Born and raised in the Lower Ninth Ward, Keith Calhoun is a New Orleans photographer committed to documenting the local culture, spirit, and people of his hometown.
He began his photographic career running a portrait studio in the French Quarter of New Orleans. Since then, he has documented the African American community in New Orleans and its surrounding areas, creating a unique body of work that chronicles the daily lives and cultural richness of this community over the past thirty years. Past work includes stories on laborers on the loading docks of the Mississippi River, sugarcane plantations on River Road, and day laborers working in sweet potato and cotton fields. In addition, he has produced an extensive body of work on Angola Prison, focusing on its incarcerated men and the impact of the prison system on their families; the work was featured in Aperture in February 2006.
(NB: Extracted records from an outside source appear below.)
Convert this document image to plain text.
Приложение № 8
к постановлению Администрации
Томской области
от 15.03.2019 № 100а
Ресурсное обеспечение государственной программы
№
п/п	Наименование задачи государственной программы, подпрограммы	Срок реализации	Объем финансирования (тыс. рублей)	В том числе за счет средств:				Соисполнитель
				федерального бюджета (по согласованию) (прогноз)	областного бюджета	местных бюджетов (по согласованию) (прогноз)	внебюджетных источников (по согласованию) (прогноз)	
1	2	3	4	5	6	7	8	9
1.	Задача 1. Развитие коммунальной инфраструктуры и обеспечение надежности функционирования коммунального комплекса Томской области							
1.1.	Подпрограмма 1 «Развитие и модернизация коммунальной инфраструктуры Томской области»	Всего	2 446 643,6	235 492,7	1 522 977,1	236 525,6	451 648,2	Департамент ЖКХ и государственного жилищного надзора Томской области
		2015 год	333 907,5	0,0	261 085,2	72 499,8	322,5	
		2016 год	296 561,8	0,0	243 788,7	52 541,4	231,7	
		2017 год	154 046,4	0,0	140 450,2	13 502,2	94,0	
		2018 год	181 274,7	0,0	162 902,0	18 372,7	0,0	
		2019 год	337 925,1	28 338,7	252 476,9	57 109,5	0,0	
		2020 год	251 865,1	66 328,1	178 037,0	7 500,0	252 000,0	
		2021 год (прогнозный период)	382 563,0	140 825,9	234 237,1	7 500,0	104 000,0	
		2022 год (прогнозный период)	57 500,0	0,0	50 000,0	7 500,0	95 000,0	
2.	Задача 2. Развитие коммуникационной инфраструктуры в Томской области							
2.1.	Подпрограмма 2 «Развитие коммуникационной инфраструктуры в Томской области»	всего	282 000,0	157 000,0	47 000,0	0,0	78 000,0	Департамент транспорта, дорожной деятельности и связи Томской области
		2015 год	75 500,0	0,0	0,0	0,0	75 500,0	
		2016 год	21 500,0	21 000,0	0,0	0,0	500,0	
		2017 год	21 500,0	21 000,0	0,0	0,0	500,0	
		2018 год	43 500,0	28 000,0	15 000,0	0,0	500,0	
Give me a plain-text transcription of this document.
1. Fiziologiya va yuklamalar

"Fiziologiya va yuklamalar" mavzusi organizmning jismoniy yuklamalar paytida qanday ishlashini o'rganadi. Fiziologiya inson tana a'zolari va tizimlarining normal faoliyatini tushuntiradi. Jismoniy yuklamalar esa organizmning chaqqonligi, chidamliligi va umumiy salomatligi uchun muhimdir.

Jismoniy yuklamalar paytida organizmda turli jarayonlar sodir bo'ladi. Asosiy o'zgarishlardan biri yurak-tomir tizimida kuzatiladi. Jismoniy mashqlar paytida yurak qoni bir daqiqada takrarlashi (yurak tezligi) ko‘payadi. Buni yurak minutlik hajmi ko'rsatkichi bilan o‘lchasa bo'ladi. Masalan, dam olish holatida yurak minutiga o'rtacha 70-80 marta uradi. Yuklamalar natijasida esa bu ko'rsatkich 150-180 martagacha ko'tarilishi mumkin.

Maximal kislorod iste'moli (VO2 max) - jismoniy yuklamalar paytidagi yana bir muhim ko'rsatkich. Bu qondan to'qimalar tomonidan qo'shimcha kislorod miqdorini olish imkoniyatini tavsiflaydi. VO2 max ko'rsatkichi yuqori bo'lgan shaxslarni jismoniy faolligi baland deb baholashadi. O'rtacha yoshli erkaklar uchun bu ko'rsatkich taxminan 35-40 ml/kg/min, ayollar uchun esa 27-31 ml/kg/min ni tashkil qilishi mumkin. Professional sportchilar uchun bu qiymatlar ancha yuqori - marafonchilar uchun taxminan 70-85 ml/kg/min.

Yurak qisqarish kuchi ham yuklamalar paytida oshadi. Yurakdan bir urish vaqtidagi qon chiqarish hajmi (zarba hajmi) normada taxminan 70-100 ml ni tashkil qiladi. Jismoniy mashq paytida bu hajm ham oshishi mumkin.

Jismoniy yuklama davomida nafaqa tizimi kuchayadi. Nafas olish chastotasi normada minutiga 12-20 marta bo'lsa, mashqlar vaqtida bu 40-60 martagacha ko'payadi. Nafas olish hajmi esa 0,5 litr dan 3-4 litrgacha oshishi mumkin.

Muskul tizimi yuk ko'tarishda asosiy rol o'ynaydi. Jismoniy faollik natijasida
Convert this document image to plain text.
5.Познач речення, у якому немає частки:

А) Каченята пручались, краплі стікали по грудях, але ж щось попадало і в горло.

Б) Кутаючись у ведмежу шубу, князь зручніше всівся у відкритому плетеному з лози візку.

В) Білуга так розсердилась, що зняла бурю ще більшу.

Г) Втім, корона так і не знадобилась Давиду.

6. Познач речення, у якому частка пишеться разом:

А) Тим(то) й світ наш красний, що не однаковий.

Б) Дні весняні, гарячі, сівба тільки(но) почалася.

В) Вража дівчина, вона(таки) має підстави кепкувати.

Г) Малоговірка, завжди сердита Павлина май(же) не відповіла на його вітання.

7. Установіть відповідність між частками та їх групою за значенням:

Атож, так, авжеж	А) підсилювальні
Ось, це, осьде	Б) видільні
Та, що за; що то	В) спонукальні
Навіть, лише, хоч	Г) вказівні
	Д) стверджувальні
Calhoun's work has been published in numerous magazines and newspapers, including The New York Times, Houston Chronicle, Chicago Sun-Times, and Albuquerque Tribune. His photographs have been included in exhibitions at the Smithsonian Institution, Brooklyn Museum of Art, Philadelphia African American Museum, Civil Rights Museum, New Orleans Museum of Art, The Peace Museum, The Nathan Cummings Foundation, New York University, and Aperture Gallery. He has received several awards from the New Orleans Press Club.
Calhoun and creative partner and wife Chandra McCormick (also a Katrina Media Fellow) lost two-thirds of their photographic archives when their home and studio were ravaged by the floodwaters of Hurricane Katrina. They have relocated to Spring, Texas, but are in the process of rebuilding their New Orleans home and photography studio in the Lower Ninth Ward.